De acuerdo con Katsh y Rifkin, la “cuarta parte” es una metáfora que hace referencia a las tecnologías de la información y las comunicaciones como una parte adicional en los procesos de resolución de controversias. Se diferencia, así, de los disputantes (parte uno y dos) y del conciliador, mediador o adjudicador (parte tres). La cuarta parte puede asistir los procesos de administración o resolución de controversias o tomar decisiones total o parcialmente frente a la disputa. En otras palabras, la tecnología puede asistir en los controversias de múltiples formas: desde enviar notificaciones, administrar documentos en el proceso y agendar el calendario procesal, hasta identificar normativa o precedentes relevantes o guiar a las partes en procesos de negociación virtual para identificar sus intereses (qué quieren las partes), valores de reserva (qué es lo mínimo que están dispuestos a recibir) y verificar si existe lo que en teorías de negociación se conoce como “Zopa” (zona de posible acuerdo).

 

La narrativa que promueven los adeptos de los ODR y de la justicia digital suele ser superlativa. Muchos sostienen que ellos permitirán que se resuelvan más controversias, a menor precio, con mayor satisfacción para las partes, no solo porque es más económico, o porque ahorrarán tiempo al no tener que desplazarse, sino también por mitigar el desgaste emocional que sale a flote en los conflictos presenciales. Esta retórica triunfalista es cada vez más notoria. Recientemente, en Annual Review of Law and Social Science (2020), Colin Rule, uno de los pioneros de ODR y creador del sistema de resolución de controversias de EBay, sostuvo que en una o dos generaciones se mirará hacia atrás a la justicia administrada por seres humanos como sesgada y con operaciones aleatorias.
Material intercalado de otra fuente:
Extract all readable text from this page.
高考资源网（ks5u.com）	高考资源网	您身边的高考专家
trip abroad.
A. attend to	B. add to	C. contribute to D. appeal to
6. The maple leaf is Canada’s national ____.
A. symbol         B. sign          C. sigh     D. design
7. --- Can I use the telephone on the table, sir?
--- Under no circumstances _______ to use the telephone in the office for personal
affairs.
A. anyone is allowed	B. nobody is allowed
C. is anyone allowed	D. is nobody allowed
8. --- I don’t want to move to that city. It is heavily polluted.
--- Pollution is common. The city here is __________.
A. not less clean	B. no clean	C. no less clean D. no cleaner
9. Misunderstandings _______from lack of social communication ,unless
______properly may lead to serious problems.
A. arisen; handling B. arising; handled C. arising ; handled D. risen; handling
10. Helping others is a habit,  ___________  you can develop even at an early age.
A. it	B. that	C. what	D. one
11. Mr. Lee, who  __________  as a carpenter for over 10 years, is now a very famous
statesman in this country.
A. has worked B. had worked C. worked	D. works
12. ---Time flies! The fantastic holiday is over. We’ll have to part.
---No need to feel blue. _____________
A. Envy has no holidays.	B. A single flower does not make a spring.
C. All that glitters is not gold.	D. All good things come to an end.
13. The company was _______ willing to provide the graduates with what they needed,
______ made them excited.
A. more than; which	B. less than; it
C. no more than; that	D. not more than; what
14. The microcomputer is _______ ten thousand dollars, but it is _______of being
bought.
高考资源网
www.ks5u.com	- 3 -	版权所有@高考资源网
Añadió, además, que con el emparejamiento de los ODR con blockchain, smart contracts y machine learning, entre otras tecnologías de punta, traerá iniciativas inimaginables hoy en día. (No lo sé: mi búho de Minerva todavía no quiere volar o no puede). Esta visión es seductora y peligrosa. La tecnología como la materialización e incrustación de ideas en elementos materiales se ha percibido como la respuesta a muchos problemas públicos, entre ellos, la administración de la justicia y la resolución de controversias.

 

Justamente por las promesas anteriores, uno intuiría que el Ministerio de Justicia junto con otras entidades públicas inició el “Programa para la transformación digital de la justicia en Colombia”, para lograr con esto “efectividad, eficiencia y transparencia” del sistema judicial para ajustarlo a estándares tecnológicos internacionales, aumentar el acceso a la información de los procesos judiciales y, en general, robustecer los servicios digitales y de tecnología para el sector justicia. Proyecto para el cual se contará un crédito público externo de cien millones de dólares.

 

Casi un año antes del lanzamiento de este programa, Fedesarrollo publicó un informe de Manuel José Cepeda y Guillermo Otálora titulado la Modernización de la administración de justicia a través de la inteligencia artificial, en el que recomiendan, por ejemplo, implementar el expediente digital como insumo para la recolección de datos masivos para desplegar algoritmos que administren y generen conocimiento a partir de ellos. También sugirieron iniciar con experimentación de soluciones de inteligencia artificial en contextos específicos y acotados para luego escalar sus soluciones creando procesos de transición y aprendizaje. Así mismo, propusieron la creación de una institución que acompañe, revise e itere estas aplicaciones de inteligencia artificial. Y, finalmente, quizás más importante, mencionaron la creación de una política de inteligencia artificial que comprenda una reflexión profunda sobre los riesgos éticos e institucionales de estas aplicaciones.

 

Estas propuestas, a primera vista atinadas y cautelosas, atisban, pese a su optimismo visible en la digitalización de la justicia y los ODR, algunos puntos que deben ser resaltados para repensar el alcance y el futuro rol de “la cuarta parte” en procesos judiciales o extrajudiciales.

 

En primer lugar, está el problema de la “prevención”. La cuarta ola de los ODR está orientada a pasar de la resolución de controversias a la prevención de controversias utilizando big data y tecnologías de procesamiento de la información masiva. Este giro hacia la prevención trae problemas éticos sobre atribución de responsabilidades (previo al acto), estándares para identificar cuándo un conflicto “x” debe ser prevenido antes de su ocurrencia y cuándo no, o la dificultad de comprender la justificación de una decisión frente a un conflicto específico por estar cubierta de lenguajes técnicos de programación. En segundo lugar, está el problema de la pedagogía. Aumentar los inputs en el sistema de justicia no siempre traerá mayor eficiencia. Para ello, deben existir capacitaciones a los operadores y usuarios, así como discusiones sobre la conveniencia o no de ajustar el currículo de la carrera para que los futuros abogados manejen otros vocabularios y adopten nuevas mentalidades ajustadas a cómo funcionarán esas “otras puertas”. Finalmente, está el problema de la brecha digital: podemos “crear más puertas” con la digitalización de la justicia, pero si no hay cómo llegar a ellas, posiblemente aumentarán la desigualdad frente al acceso a la justicia. El giro hacia la digitalización y tecnologización debe emparentarse con reflexiones éticas y de costos potenciales.